Exploring the future traffic: how does AI navigation predict that the red light will turn green and let you pass the signal light first?

With the acceleration of urbanization and the popularity of automobiles, traffic congestion has become a problem in many cities. Because of the difference of traffic signal control mechanism, navigation software sometimes leads drivers to crowded sections, which slows down the travel speed and affects the road traffic flow. In recent years, more and more navigation software began to try to predict the change of traffic lights through intelligent technology, so that drivers can travel more efficiently. So, how does the navigation know that the red light is about to turn green? This involves black technology such as machine learning and Internet of Things technology, which will be introduced in detail below.

First, the traffic light control mechanism

Before introducing the change mechanism of navigation forecasting traffic lights, let’s first understand the principle of traffic light control. Signal light control mainly adopts timing control and induction control.

Timing control: the signal light changes according to the preset time, for example, the parking red light is on for 3 minutes and the green light is on for 1 minute. This method is mainly suitable for areas with small human flow, such as night or remote areas.

Induction control: the signal lamp responds to the traffic flow on the road through the induction equipment, and dynamically adjusts the time of light color change. For example, when it is detected that the traffic volume increases and there is accumulation at the same time, the signal lamp will adjust the color change time according to the situation to give priority to ensuring the smooth flow of traffic.

Second, how does navigation predict the change of signal lights?

Based on the different control mechanisms of traffic lights, navigation software can use different technologies to predict the changes of traffic lights.

1. Timing prediction

For the signal lamp with timing control, navigation can calculate the period and time of signal lamp change by recording historical data, and compare it with the current time, thus predicting the time of signal lamp change. This method is simple and reliable, and is suitable for areas with small human flow. However, because this method can’t consider external factors such as traffic flow changes on roads, the accuracy is low for urban areas with traffic congestion.

2. Sensor prediction

For traffic lights controlled by inductive devices, navigation software can obtain real-time traffic flow data through the Internet of Things technology, so as to predict the changes of traffic lights. This method needs to cooperate with the sensor equipment on the road, and establish a data model by collecting data such as traffic flow and speed, so as to accurately predict the changing time of traffic lights. For example, Google tried this method in its own map, and established a global traffic information database by collecting users’ location data and traffic condition data, thus providing real-time congestion information on a global scale.

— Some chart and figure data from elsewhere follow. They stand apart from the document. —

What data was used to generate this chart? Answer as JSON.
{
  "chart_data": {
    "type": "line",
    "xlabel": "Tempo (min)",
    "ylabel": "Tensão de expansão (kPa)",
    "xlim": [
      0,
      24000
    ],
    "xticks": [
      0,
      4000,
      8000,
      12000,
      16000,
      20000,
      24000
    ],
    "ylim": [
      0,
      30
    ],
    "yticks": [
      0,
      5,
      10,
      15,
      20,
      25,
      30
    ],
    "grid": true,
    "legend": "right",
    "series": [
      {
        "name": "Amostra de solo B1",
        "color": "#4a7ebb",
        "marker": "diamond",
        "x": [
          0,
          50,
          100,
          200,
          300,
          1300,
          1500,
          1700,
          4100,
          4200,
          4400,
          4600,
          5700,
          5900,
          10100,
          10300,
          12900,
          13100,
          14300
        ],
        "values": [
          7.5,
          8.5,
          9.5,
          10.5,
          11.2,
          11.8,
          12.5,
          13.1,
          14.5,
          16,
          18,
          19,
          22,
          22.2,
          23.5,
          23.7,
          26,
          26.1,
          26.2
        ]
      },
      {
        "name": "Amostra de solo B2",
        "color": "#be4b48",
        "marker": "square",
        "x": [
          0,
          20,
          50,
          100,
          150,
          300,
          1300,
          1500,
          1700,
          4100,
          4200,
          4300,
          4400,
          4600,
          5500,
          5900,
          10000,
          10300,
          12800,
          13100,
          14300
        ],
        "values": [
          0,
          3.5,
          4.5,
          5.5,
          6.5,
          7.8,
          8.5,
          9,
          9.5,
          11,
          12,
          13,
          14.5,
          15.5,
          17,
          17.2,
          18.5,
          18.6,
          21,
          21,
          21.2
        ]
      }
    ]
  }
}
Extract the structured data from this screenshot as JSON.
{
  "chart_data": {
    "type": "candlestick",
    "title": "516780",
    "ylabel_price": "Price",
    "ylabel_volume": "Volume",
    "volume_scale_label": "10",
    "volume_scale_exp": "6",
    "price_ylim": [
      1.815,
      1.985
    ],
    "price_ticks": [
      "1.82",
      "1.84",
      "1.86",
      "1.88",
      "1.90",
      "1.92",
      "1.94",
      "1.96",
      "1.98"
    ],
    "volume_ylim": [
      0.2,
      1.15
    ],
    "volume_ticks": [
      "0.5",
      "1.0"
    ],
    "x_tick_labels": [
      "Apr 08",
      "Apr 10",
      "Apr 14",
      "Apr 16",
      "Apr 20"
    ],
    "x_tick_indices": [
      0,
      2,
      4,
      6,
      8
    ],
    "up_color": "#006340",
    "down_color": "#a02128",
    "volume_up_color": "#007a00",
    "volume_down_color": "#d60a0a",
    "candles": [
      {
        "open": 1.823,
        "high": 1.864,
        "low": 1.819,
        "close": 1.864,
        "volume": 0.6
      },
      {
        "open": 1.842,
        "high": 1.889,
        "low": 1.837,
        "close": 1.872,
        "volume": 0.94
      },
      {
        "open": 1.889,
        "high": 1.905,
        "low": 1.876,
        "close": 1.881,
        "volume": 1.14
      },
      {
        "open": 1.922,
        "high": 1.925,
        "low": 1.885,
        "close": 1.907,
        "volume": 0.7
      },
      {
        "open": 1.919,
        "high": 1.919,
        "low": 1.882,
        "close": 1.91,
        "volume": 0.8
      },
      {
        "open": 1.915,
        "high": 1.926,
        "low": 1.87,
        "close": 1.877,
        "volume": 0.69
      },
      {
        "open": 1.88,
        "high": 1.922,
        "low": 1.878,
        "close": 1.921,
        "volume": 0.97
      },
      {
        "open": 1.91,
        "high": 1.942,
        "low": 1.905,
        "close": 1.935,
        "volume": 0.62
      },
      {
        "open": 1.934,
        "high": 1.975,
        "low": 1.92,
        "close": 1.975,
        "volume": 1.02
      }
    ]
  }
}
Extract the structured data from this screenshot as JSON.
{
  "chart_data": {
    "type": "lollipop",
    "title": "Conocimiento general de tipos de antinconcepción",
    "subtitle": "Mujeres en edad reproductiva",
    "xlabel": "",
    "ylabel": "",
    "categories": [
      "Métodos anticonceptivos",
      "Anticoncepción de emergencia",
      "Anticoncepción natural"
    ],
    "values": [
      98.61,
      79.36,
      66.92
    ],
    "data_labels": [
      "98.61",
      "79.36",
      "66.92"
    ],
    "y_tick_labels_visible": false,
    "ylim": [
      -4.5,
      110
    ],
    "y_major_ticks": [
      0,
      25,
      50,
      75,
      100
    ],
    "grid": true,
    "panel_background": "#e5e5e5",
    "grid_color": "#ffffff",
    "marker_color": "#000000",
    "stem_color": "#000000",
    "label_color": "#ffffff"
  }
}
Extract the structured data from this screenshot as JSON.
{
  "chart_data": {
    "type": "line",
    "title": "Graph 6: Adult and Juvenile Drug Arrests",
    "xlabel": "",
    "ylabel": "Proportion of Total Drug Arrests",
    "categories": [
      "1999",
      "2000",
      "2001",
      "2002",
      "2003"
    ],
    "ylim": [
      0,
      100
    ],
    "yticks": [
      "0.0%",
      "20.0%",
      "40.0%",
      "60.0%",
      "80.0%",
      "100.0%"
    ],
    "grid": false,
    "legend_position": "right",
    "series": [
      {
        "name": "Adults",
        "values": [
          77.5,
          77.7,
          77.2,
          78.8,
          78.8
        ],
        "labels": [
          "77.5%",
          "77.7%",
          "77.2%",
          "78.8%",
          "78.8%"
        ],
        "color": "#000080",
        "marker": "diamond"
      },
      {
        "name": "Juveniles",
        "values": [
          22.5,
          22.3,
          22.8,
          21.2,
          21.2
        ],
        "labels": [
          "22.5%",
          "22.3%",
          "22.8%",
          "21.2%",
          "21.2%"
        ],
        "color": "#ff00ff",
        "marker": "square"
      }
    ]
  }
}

3. Artificial intelligence prediction

In addition to sensor prediction, machine learning can also be applied to signal light change prediction. Navigation software can build a model to predict the change of traffic lights by collecting users’ position, speed and various data used for road features, such as historical traffic volume, rush hour travel time, weather, etc., and then using machine learning algorithms to analyze these data. Using artificial intelligence technology to predict traffic lights can predict the changing time of traffic lights more accurately, and at the same time, take road traffic conditions into consideration to enhance the stability and accuracy of prediction.

III. Summary of the article

With the continuous development of Internet of Things technology and artificial intelligence, the ability of navigation software to predict the change of traffic lights will become stronger and stronger. To sum up, navigation can predict the change of traffic lights by recording historical data, sensor prediction and artificial intelligence prediction. However, at present, the accuracy of navigation software to predict the change of traffic lights still needs to be improved, and more accurate data collection and more efficient algorithms are needed to strengthen the prediction model. The technology of predicting the change of traffic lights can better realize the intelligence of urban traffic and provide drivers with a more convenient and efficient travel experience.